Bis zur letzten Abnahme wurde das immer wieder diskutiert. Wir wussten immer, dass die Musik mindestens genauso wichtig ist wie die Geschichte selbst. Ich fand diese Konzentration auf dieses Gewerk sehr bereichernd, weil wir nur so Antwort auf unsere zentrale Fragestellung bekamen: Welche Musik würde Mozart machen, wenn er heute leben würde? Es war die Idee unserer Regisseurin Clara von Arnim, zusätzlich nach einer visuellen Metaebene zu suchen, die uns die innere Gefühlswelt der Zuhörenden zeigt, während Maria Anna Klavier spielt. Unsere Filmkomponistin Jessica de Rooij hat das musikalisch zusammen mit der Elektropop-Band Ätna fabelhaft umgesetzt.

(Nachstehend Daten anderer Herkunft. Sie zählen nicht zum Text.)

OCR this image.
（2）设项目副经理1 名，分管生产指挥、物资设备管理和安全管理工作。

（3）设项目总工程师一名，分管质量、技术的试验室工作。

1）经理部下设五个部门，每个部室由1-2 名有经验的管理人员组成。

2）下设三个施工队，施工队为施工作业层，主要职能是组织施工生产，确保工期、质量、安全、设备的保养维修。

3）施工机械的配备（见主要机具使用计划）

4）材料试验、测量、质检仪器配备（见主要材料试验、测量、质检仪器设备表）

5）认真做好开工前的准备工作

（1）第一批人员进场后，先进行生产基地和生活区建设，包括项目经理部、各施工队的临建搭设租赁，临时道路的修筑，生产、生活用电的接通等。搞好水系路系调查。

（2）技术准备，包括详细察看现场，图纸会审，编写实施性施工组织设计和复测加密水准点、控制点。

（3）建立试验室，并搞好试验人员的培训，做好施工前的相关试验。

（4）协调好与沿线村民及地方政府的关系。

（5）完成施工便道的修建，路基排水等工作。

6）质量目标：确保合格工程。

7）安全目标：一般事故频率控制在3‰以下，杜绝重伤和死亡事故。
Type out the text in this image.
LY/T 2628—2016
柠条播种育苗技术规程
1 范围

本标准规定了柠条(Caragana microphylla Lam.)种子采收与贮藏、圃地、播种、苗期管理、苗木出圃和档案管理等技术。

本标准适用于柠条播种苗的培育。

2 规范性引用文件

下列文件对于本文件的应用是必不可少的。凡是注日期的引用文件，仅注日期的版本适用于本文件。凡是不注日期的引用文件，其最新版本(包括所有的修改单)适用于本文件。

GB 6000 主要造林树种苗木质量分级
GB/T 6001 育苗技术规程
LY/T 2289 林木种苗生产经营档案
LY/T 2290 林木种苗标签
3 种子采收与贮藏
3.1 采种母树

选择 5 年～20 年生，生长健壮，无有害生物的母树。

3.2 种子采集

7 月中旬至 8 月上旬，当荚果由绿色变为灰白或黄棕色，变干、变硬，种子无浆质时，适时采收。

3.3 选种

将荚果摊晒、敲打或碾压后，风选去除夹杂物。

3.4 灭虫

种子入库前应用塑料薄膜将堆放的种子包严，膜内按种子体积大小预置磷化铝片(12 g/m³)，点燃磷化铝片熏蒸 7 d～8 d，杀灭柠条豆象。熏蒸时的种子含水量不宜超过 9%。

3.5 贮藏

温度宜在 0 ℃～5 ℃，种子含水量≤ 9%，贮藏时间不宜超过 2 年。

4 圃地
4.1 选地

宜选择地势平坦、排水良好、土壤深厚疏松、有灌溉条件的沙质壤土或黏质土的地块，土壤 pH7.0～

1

Dass "Mozart/Mozart" bei der ARD landen würde, war nicht unbedingt absehbar. Sie hatten das Projekt ursprünglich an Starzplay verkauft, jenen US-Streamingdienst, der kurz vorm geplanten Deutschland-Start 2022 abgewickelt wurde.
Richtig, wir sollten eigentlich das erste große europäische Projekt für Starzplay werden. Wir hatten die internationale Kopro nahezu komplett aufgesetzt, dann hat Lionsgate sich leider aus Europa zurückgezogen. In der Folge gab es noch ein paar große Anbieter, mit denen wir jeweils ein halbes Jahr verhandelt haben und immer ganz weit vorn lagen – bis Leute dann plötzlich kein Geld mehr hatten oder kein Greenlight aus Los Angeles bekamen. Erstaunlich war, dass Frank Tönsmann vom WDR die ganze Zeit mit uns im Gespräch geblieben ist und schließlich gesagt hat: Wir machen's. Gemeinsam mit der ARD Degeto, SWR, ORF, Bavaria Media und Beta Film haben wir dann ein anständiges Budget hinbekommen. Wir sind äußerst dankbar, dass im öffentlich-rechtlichen Umfeld nach wie vor Geld für große deutsche Produktionen vorhanden ist und dass zwei Weltvertriebe mit uns ins Risiko gehen, weil sie den internationalen Wert solcher Produktionen sehen.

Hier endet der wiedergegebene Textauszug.